Messi y Mbappé. El rey y el heredero al trono. Todo está listo. Es la batalla final. El combate de todos los tiempos. Así tenía que ser. Ya jugaron en una Copa del Mundo. Fue hace cuatro años, pero entonces todo era gris para uno y dorado para el otro. El niño parisino salió campeón en Rusia 2018. El intervalo mundialista lo llevó a ser compañero del mejor del mundo. Y eso, evidentemente, era una contradicción: el futuro mejor del mundo siempre ha querido demostrar que su eclosión no es postergable y que no depende del adiós del monarca.
Por eso la final del domingo lo tiene todo. Qatar 2022 ha sido, en realidad, un Mundial que lo ha tenido todo. La épica ha dado sentido a un torneo pútrido en su génesis y que lucía, justamente, como la primera prueba del futurismo futbolístico. Hoy nadie sabe en dónde será la Copa del Mundo de 2034, en doce años, pero desde 2010 hemos escuchado de Qatar y su Mundial. Y ya casi se acaba. Eso pasa con las grandes citas de la vida: esperas tanto por ellas que, cuando al fin están ahí, se acaban tan rápido que te preguntas si valió la pena comerse las uñas tanto tiempo.
La Copa del Mundo terminará y en cuestión de días nos descubriremos hablando de Champions League, el Madrid, el Barcelona, City, PSG, Bayern, Liverpool. De hecho, aunque sea anticlimático recordarlo en estos momentos, Messi y Mbappé volverán a ser compañeros en unas tres semanas. Y en dos meses, lapso que parece una eternidad, irán en busca de la Champions otra vez. De esas, el argentino cuatro. Mbappé, ninguna. Pero Kylian tiene un Mundial que, habrán escuchado mil veces, ganó cuando tenía 19 años.

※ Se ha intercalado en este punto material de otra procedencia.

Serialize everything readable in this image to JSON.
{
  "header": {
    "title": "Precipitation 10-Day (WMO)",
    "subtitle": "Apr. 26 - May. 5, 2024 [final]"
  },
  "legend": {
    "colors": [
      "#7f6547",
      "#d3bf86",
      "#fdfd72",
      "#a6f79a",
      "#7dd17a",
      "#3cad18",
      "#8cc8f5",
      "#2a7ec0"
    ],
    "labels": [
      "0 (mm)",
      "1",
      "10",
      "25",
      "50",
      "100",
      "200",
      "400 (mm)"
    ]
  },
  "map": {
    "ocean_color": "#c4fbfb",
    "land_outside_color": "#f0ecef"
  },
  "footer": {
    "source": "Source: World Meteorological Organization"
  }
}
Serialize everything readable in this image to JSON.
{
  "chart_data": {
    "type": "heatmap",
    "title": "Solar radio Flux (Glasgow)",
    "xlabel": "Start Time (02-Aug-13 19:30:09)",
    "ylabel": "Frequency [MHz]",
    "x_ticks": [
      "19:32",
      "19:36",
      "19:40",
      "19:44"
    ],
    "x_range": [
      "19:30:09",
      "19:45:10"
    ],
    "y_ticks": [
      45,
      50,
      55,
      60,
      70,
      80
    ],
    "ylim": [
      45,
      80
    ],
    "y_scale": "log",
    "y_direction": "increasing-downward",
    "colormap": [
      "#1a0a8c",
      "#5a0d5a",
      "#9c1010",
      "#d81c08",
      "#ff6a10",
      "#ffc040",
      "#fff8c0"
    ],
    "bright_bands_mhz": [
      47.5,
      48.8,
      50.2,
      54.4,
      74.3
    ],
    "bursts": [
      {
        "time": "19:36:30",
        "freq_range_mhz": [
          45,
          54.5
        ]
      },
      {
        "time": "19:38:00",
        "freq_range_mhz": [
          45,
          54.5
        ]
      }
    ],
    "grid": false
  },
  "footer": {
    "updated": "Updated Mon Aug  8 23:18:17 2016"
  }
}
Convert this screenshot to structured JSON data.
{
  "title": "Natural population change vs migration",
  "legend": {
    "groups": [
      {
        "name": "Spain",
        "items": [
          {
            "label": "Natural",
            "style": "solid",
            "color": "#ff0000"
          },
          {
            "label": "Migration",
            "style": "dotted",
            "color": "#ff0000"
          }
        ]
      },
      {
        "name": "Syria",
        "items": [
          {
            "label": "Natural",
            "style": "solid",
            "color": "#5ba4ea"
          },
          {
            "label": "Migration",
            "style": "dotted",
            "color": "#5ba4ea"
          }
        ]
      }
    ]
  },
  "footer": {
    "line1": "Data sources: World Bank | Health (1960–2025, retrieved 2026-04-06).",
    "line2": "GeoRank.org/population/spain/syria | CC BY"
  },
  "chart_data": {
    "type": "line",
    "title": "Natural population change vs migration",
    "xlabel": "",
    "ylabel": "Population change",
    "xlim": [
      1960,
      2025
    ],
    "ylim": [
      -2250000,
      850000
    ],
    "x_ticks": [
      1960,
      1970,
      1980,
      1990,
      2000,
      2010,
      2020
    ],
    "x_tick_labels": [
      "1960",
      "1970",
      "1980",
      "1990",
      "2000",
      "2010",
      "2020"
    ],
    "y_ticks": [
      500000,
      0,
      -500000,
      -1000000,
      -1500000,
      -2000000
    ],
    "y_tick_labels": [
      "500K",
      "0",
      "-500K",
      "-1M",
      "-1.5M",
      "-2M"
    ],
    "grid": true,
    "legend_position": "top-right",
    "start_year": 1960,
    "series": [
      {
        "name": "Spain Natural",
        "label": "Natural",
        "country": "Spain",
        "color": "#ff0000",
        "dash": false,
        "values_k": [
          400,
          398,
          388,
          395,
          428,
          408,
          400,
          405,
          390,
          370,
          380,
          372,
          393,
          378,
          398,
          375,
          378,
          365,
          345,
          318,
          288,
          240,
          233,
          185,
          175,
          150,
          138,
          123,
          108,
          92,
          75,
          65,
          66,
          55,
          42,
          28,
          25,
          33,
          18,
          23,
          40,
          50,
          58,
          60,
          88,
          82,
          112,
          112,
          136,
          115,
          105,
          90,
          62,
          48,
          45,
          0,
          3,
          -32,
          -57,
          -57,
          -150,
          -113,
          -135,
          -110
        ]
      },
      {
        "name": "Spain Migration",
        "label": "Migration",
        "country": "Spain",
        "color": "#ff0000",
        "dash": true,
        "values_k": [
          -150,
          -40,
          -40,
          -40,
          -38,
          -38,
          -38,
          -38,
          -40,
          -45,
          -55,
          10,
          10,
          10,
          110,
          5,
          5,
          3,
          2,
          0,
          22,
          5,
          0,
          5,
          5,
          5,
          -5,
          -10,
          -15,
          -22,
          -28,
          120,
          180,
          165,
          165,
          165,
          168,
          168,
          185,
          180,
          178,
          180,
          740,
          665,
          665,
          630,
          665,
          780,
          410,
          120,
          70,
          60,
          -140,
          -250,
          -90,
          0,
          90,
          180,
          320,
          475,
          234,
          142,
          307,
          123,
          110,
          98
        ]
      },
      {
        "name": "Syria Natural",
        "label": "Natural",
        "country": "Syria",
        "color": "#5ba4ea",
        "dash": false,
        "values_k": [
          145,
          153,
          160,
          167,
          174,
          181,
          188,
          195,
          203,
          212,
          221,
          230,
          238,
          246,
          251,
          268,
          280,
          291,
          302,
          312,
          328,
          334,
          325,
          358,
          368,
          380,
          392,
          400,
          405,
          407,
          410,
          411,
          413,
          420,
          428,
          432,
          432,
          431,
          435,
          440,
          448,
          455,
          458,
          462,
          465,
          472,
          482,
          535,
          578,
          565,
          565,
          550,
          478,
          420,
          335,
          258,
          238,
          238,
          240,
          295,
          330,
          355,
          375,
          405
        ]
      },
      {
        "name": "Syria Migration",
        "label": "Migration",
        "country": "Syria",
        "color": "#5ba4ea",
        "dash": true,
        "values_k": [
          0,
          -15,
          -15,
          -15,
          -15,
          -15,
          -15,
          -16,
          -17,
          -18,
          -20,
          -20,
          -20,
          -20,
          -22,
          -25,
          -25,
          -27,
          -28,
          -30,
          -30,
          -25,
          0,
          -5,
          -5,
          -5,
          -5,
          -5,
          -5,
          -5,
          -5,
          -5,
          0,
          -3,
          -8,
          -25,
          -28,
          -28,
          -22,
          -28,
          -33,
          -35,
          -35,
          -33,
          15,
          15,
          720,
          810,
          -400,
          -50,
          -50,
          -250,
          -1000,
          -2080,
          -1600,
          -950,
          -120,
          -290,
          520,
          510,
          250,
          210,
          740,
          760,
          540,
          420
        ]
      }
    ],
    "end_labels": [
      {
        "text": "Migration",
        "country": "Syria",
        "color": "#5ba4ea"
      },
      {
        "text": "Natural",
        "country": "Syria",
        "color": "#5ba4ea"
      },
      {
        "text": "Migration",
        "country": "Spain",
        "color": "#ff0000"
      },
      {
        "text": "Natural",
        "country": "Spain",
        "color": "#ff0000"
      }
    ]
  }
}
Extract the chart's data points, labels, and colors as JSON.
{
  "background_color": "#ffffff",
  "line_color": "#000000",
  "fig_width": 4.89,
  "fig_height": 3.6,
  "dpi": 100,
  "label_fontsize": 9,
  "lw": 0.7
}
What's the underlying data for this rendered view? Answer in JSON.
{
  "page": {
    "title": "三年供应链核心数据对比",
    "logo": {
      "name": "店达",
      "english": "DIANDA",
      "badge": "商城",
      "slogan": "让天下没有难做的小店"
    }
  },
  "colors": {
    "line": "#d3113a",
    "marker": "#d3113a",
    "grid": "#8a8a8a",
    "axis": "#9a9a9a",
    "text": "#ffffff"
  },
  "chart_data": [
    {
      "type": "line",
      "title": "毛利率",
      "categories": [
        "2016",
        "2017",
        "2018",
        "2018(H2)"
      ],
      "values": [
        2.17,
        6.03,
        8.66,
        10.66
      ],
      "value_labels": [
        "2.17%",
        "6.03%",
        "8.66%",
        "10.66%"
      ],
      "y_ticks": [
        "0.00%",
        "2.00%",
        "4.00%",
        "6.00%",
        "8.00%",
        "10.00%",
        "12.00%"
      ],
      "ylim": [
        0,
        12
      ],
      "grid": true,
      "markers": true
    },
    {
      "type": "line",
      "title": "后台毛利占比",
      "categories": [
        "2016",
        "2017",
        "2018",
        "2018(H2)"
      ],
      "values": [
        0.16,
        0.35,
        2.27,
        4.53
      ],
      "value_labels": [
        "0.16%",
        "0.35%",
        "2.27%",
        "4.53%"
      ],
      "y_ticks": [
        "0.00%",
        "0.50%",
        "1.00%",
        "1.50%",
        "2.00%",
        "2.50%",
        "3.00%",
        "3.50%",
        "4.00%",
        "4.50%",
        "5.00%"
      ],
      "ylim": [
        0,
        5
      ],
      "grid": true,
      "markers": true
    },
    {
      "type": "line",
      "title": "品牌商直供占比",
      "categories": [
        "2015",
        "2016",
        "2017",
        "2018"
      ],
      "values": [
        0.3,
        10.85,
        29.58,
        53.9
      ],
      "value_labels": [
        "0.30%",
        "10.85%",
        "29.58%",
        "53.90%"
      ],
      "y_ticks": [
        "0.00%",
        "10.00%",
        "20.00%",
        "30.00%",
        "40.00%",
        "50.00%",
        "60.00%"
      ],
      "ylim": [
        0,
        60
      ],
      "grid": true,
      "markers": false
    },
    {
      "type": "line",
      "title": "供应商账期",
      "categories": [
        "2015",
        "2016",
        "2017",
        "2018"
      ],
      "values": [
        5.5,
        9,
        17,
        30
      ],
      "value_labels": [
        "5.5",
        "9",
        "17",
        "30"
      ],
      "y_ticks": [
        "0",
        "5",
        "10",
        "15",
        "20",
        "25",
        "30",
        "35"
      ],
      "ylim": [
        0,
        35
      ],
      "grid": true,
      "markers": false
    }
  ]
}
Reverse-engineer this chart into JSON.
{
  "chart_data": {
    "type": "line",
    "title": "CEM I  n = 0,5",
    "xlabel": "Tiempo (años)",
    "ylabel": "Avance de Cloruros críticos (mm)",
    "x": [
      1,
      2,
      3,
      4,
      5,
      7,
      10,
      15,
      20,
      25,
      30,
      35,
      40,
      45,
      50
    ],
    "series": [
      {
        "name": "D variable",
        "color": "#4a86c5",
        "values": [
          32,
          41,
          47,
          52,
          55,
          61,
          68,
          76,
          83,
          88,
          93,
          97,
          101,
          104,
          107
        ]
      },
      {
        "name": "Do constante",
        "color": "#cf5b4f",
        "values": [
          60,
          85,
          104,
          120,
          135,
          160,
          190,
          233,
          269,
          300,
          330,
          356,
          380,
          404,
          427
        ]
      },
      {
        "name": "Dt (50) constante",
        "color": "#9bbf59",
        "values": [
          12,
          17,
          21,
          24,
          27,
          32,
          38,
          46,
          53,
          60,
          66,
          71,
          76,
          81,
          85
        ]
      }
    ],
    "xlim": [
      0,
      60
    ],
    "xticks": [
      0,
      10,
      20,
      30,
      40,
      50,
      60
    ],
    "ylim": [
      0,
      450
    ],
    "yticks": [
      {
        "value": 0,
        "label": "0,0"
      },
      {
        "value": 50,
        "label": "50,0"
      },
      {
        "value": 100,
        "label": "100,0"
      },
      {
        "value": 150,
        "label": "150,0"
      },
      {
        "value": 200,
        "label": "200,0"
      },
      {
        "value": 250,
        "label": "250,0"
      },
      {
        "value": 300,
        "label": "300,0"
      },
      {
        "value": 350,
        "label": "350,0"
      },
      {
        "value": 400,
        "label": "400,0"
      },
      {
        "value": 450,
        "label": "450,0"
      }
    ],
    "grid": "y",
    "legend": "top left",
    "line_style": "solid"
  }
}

Ahora tiene 24. No ha pasado nada excepcional en su carrera de Rusia a Qatar. Mete muchos goles, sí. Muchos de verdad. Pero no se ha convertido en lo que todos esperaban ni ha cumplido las desaforadas expectativas nacidas hace cuatro años. Sí, que es un jugadorazo lo saben en todos los rincones del planeta. Pero falta algo. Muchos algos. Perdió una final pandémica de Champions contra el Bayern y, en general, ha acumulado decepciones en la Ciudad de la Luz, no sin eternizar un coqueteo inconcreto con el Real Madrid.
Todavía no decide qué jugador quiere ser: un goleador irredento o un creador de juego. Quizá por la obsesión de convertirse en un ilusionista ha dejado ir la oportunidad de marcar muchos más goles —y más importantes—. Lleva 240 en toda su carrera (217 en clubes y 33 en selección). Es una brutalidad, pero no basta para cederle el trono. Porque Mbappé está a un pestañeo de entrar al club de jugadores que muestran su mejor cara cuaternalmente, en el Mundial. El asunto es, obvio, que lo suyo no se reduce a actuaciones emotivas y ya: detrás de cada huella queda la estela de lo inmortalmente útil. Dos finales en dos Mundiales y nueve goles. ¿Quién podría reprocharle fracasos incontables en el PSG si el domingo es bicampeón del Mundo? ¿Eso lo convertiría en el mejor de manera automática e irrevocable?
Messi no le quiere pasar la antorcha a nadie. Hay que imaginar lo que va a ser ese vestidor parisino si el niño le quita la gloria al maestro. Lo que le ha hecho Lionel a la mente de todos es impagable, pero también imperdonable: ¿Ahora qué vamos a hacer si el domingo no levanta el campeonato del mundo? ¿En dónde nos vamos a esconder? ¿Quién va a remendar un guion arruinado de última hora?
En algún lugar de la existencia Messi ya fue campeón del mundo. Ya pasó, pero no lo hemos visto. Y como no lo hemos visto, todavía es un espejismo creer que está a 90 minutos de ser real. O 120. O 120 y penales. Como quieran. En el futbol no existen finales perfectos ni justicia. Por eso elija usted la tragedia que más le guste: el niño que no pudo tomar la corona definitiva y cayó ante el magisterio del insuperable rey de todos los tiempos; o el mago que a pesar de su magia, como dice Rata Blanca, nunca pudo conocer la Copa del Mundo. Si el futbol es un estado de ánimo, hay que prepararse para una depresión perpetua. Alguna cuota debe cobrar este juego, el más hermoso que existe.